The summer apartments possessed the advantages of having direct access to the garden and of being far cooler than the rooms on the principal floor or piano nobile.
The sequence of four rooms on the garden side of the palace was decorated in 1769 by Johann Wenzel Bergl (1718–1789), by whose name the apartments are known today. Specializing in mural decorations ‘in the Indian, American or Japanese style’, Bergl here created an idealized and elaborately composed representation of nature featuring exotic landscapes and idyllic garden scenery. A distinctive element of these murals is the way they successfully make the transition between wall and ceiling dissolve: exotic plants extend their branches out into the room in a skilful exploitation of the rounded curves of the vaulted ceiling.
The underlying concept of the artistic design emphasizes the functional significance of the sequence of rooms: the murals in the first room, which served as an antechamber, show natural scenery virtually untouched by human hand. In the tropical vegetation exotic water fowl disport themselves. Spatial accents are added merely with painted portals, while the twining vegetation snakes upwards, dissolving the transition of wall to ceiling.
In the second room, which probably served as a reception room, painted silk draperies, peacocks and baskets of fruit allude to courtly culture. The elaborate arrangements of fruit contrast the opulence of nature with its transience.
In the third room, used by the dowager empress as her bedchamber, the painting reveals a vista of a formal Baroque garden symbolizing princely power and dominion over nature.
Echoing the garden at Schönbrunn with its filigree wooden pavilions, the painting in the last and most private room, which was probably used as a writing cabinet, suggests the inside of a shady pergola.
In addition to these apartments for the empress along the eastern garden façade, Bergl decorated two other suites of rooms: a sequence of four rooms in the East Wing facing the Privy Garden for her daughter Archduchess Maria Elisabeth, and three rooms on the western garden façade for her youngest son Archduke Maximilian.
The suites decorated by Bergl are known by other names in the older literature which derive from the individuals who occupied them in the second half of the nineteenth century. Maria Theresa’s summer apartment is also known as the Goëss Apartments, after a lady-in-waiting of Empress Elisabeth. The rooms once occupied by Archduchess Maria Elisabeth are also known as the Gisela Apartments after the eldest daughter of Franz Joseph and Elisabeth.
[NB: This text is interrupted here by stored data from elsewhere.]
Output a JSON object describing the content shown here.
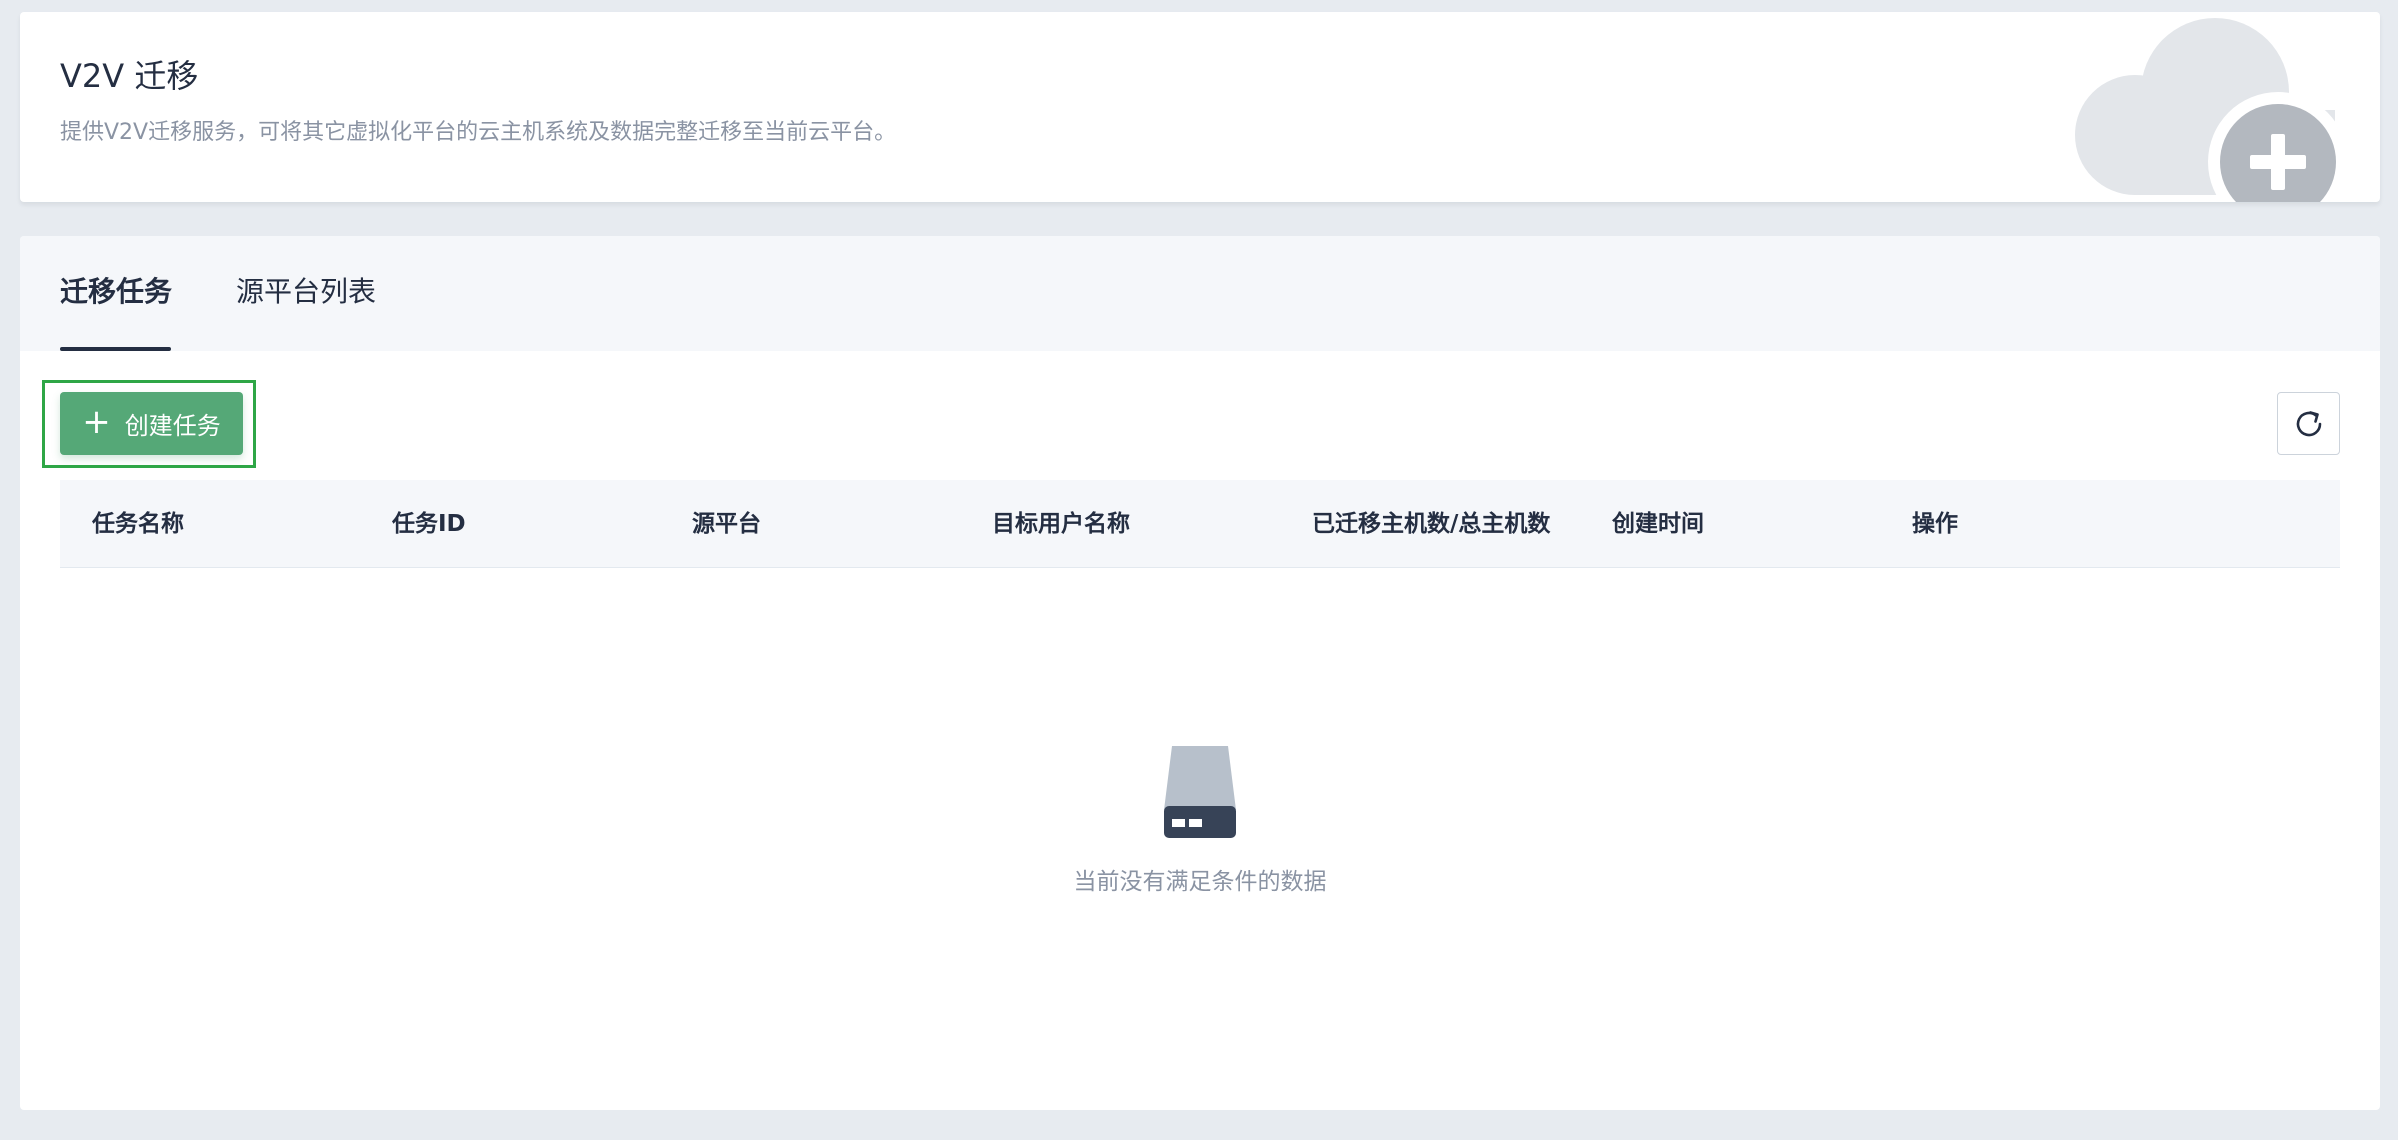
{
  "header": {
    "title": "V2V 迁移",
    "description": "提供V2V迁移服务，可将其它虚拟化平台的云主机系统及数据完整迁移至当前云平台。",
    "illustration": "cloud-add-icon"
  },
  "tabs": [
    {
      "label": "迁移任务",
      "active": true
    },
    {
      "label": "源平台列表",
      "active": false
    }
  ],
  "toolbar": {
    "create_label": "创建任务",
    "create_icon": "plus-icon",
    "refresh_icon": "refresh-icon"
  },
  "table": {
    "columns": [
      "任务名称",
      "任务ID",
      "源平台",
      "目标用户名称",
      "已迁移主机数/总主机数",
      "创建时间",
      "操作"
    ],
    "rows": []
  },
  "empty_state": {
    "icon": "empty-drive-icon",
    "text": "当前没有满足条件的数据"
  },
  "colors": {
    "primary": "#55a877",
    "highlight": "#2ea646",
    "text": "#242e42",
    "muted": "#8a93a3",
    "background": "#e7ebf0"
  }
}
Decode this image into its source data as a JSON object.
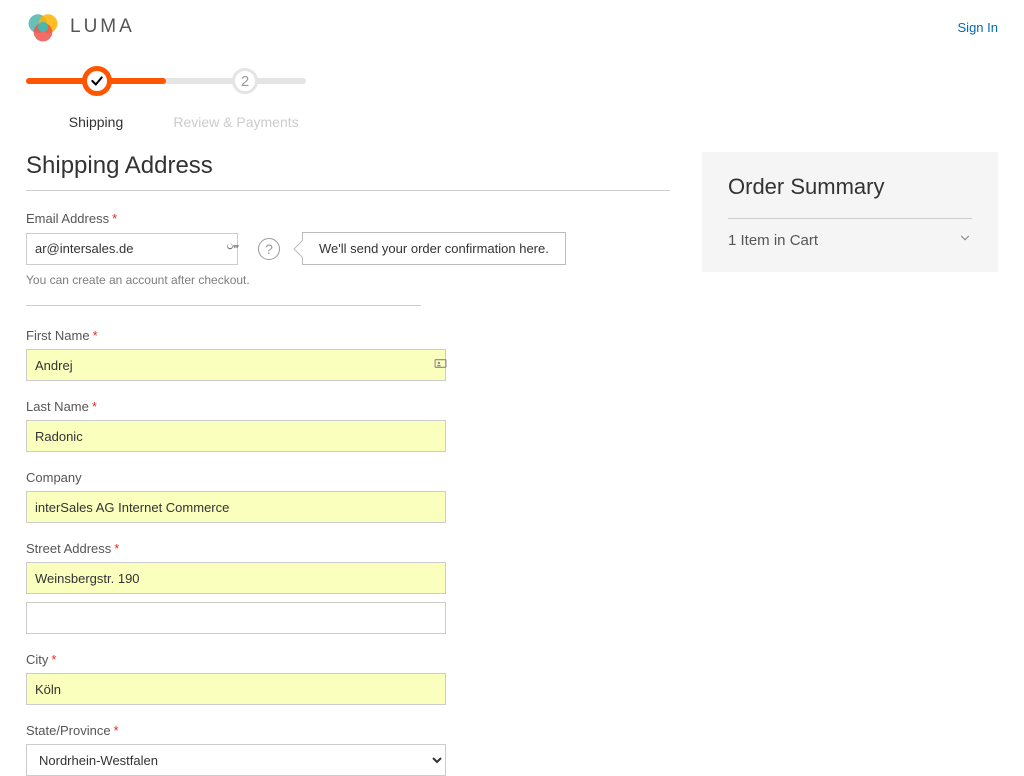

The sequence of rooms along the eastern façade is also known as the Crown Prince Apartments after their last occupant, Crown Prince Rudolf.
The landscape rooms at Schönbrunn, the original artistic quality of which was revealed by restoration work carried out in the 2000s, are among the most precious ensembles of rooms in the palace, without doubt the equal of the state and private rooms on the piano nobile with their rare timbers, East Asian lacquer work and porcelain.